Trekking in Laos is an experience that I recommend to all those who want to understand and discover cultures and traditions that will probably disappear not too much later over the years, cultures in which the man dominates over the woman even though she is the one who carries the trousers, who works hard in the fields and takes care of his numerous children.
Sit on the side of the road and let scenes of life pass by of other timesindeed of the other world in the true sense of the word.

The agency I relied on for these two days of trekking is Ethinc Travel Eco-Guide Service, the office is located on the main road.

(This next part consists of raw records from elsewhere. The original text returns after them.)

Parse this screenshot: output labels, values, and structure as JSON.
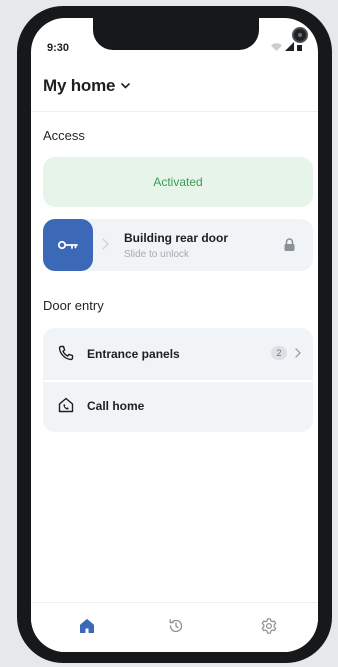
{
  "status_bar": {
    "time": "9:30"
  },
  "header": {
    "title": "My home"
  },
  "access": {
    "section_title": "Access",
    "activated_text": "Activated",
    "door": {
      "title": "Building rear door",
      "subtitle": "Slide to unlock"
    }
  },
  "door_entry": {
    "section_title": "Door entry",
    "items": [
      {
        "label": "Entrance panels",
        "badge": "2"
      },
      {
        "label": "Call home"
      }
    ]
  },
  "tabbar": {
    "active": "home"
  },
  "colors": {
    "accent": "#3b69b8",
    "success_bg": "#e6f4ea",
    "success_text": "#3f9b57",
    "card_bg": "#f1f4f7"
  }
}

The owner is originally from Laos, but above all he is patient and if you waste some time he will also give good discounts on the activity you want to do.
Prices are negotiable especially this particular trek which is one of the most expensive and generally does not have many participants.
There were 2 of us and we paid 650,000 rip or $80, expensive it’s true but money absolutely well spent, especially with hindsight and thinking back to the beauty of the places and culture that I was lucky enough to discover, even if for a short time.
I recommend trekking in Laos because outside the mass tourist circuits it allows you to delve into cultures that would otherwise be difficult to discover.